Thank you, Mr. Chairman and members of the committee, for the invitation to appear today.
The Grain Growers of Canada strongly support the ratification of the TPP agreement by Canada, and we would like to tell you why from the perspective of the individual farmer.
Our organization acts as a national voice for over 50,000 farmers from across Canada who actively grow and care for a variety of crops, including wheat, durum, barley, canola, oats, corn, soybean, peas, and lentils. We do this by bringing together provincial and regional grower groups to advocate for a federal policy environment that maximizes global competitive advantages and opportunities for Canadian farmers.
I am one of those farmers. My name is Margaret Hansen, and I am a third-generation farmer from Langbank, Saskatchewan, where I grow canola, wheat, barley, and oats with my brother and cousin.
You have already heard excellent comments from many agricultural organizations, and the Grain Growers of Canada believe that the importance of this trade deal cannot be emphasized enough. It is important for the future of farming and families across Canada. On a very personal note, trade is absolutely the future for my family and my community.
Canada is a major exporter of cereals, pulses, and oilseeds, and many of Canada's key, high-value markets are contained within the TPP zone. For example, Canada exports 90% of the canola and 75% of the wheat we farmers grow. The TPP region represents an impressive 65% of Canadian agricultural export markets, and at the same time encompasses some of Canada's key export competitors, including the U.S., Australia, and Mexico. You can clearly see why this agreement is so important to Canadian grain growers.
If Canada is left looking in from the outside, the missed opportunity of tariff reductions and increased market access are obvious, but in addition, our key competitors will gain an advantage over us, with preferential access into fast-growing TPP markets.
A typical Canadian grain farmer produces multiple types of crops within a growing cycle, including cereals, oilseeds, and pulses, all of which are exported to the TPP zone. In the canola industry, eliminating tariffs on value-added canola products could increase exports of canola oil and meal by up to $780 million per year. It could also bring new investment in canola processing to Canada and create jobs. The agreement will also keep Canadians competitive with Australian farmers who benefit from a $1.2-billion canola seed market in Japan.
TPP countries also represent growth opportunities for cereal exports as many growing markets reside within the TPP zone. Canadian wheat and barley exports will become more accessible through a reduction of state trading enterprise markups in Japan and tariff removal in Vietnam.
Equally important, Canadian farmers will remain competitive with Australia and the U.S. in key export markets. Australia holds a bilateral trade agreement with Vietnam. As both countries are included in the TPP, Canada would be put on a level playing field in this trading zone.
Closer to home, Canadian wheat will remain competitive in the major markets of Peru and Mexico. These markets are especially important to Canada as the U.S. is attempting to gain market share given its logistical advantage into these regions.
Pulse growers will see duties and tariffs eliminated within the TPP zone, which will allow pulse growers to have continuous, competitive access into markets such as Japan and Mexico.

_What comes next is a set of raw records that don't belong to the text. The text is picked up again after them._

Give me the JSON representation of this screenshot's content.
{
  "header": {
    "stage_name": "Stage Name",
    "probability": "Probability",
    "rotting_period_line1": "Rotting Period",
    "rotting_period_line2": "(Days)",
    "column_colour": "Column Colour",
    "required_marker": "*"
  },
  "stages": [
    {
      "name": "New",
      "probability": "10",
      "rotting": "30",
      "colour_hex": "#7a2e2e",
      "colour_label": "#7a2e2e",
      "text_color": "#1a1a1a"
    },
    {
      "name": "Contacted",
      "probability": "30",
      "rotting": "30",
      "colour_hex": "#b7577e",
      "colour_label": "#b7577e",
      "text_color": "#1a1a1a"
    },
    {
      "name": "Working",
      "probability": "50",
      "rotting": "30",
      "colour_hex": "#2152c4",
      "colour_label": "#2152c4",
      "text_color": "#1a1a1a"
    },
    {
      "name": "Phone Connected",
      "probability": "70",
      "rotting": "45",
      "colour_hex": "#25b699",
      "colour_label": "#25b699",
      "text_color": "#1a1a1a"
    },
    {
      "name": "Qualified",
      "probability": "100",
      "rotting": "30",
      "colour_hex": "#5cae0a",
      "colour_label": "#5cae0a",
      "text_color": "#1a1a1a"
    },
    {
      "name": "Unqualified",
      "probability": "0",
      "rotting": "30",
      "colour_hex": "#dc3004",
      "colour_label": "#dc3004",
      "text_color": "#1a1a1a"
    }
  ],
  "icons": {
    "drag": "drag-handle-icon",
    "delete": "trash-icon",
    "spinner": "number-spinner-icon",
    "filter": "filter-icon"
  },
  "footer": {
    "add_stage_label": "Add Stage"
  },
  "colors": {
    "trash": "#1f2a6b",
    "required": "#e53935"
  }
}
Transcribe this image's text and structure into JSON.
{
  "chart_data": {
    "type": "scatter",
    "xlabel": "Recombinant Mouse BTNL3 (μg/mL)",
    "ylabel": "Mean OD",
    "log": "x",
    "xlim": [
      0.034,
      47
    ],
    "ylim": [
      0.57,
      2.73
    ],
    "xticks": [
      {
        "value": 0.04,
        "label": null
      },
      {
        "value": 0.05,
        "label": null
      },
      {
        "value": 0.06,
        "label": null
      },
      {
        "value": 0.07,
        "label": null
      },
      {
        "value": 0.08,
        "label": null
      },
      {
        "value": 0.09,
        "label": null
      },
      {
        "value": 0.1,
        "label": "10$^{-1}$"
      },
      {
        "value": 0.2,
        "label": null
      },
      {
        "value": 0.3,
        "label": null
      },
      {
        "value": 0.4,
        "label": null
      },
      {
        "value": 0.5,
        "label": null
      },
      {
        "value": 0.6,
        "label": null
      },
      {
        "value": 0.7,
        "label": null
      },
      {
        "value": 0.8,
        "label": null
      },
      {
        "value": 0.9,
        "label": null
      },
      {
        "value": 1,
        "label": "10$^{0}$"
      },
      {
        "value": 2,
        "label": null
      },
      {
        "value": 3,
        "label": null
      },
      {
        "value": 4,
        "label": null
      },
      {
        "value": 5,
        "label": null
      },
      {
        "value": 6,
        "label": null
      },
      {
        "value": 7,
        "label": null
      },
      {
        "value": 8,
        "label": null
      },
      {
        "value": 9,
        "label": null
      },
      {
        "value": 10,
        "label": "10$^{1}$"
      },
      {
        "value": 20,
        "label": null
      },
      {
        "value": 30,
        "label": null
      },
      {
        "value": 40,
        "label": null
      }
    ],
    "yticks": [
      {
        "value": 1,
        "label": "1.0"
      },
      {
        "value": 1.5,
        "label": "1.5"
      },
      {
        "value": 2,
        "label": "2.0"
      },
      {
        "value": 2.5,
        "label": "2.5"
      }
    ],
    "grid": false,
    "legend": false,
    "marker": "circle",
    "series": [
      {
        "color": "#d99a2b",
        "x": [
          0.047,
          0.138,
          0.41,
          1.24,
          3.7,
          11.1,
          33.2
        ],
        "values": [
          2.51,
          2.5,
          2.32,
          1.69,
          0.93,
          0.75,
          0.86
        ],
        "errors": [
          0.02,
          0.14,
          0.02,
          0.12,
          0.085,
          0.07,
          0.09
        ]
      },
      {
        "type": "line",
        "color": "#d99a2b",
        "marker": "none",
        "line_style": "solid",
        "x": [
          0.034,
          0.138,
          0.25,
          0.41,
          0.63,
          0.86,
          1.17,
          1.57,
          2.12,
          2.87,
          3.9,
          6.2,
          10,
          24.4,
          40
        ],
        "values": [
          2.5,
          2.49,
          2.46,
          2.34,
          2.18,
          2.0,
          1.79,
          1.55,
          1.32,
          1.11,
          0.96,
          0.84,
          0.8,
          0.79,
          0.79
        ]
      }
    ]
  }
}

An almost absolute certainty in the world of international trade is that tariff reductions give rise to the creation of all types of non-tariff barriers. Of particular concern to grain farmers are barriers to trade, such as maximum residue limits and low-level presence. The Grain Growers of Canada believe that non-tariff barriers need to be addressed and managed on a transparent, scientific basis as opposed to in the political arena. The TPP as written emphasizes these principles and includes a dispute resolution process to ensure that trade disputes are quickly addressed.
The value of the TPP agreement and the potential for Canada to remain competitive internationally are not only a benefit to growers but to the entire agriculture and agrifood industry, those along the supply chains, and communities across the country.
The deal includes countries with emerging markets that are seeing rapid population and income growth and will be importing additional higher quality food for years to come. Canadian farmers are extremely well positioned to meet this demand. To be left out of this historic agreement would be detrimental to the Canadian grain industry, and Canada cannot afford to remain on the sidelines and risk losing ground to our competitors in these markets.
For Canadian growers it is crucial to our livelihoods and our communities across the country that Canada not be left out of this agreement.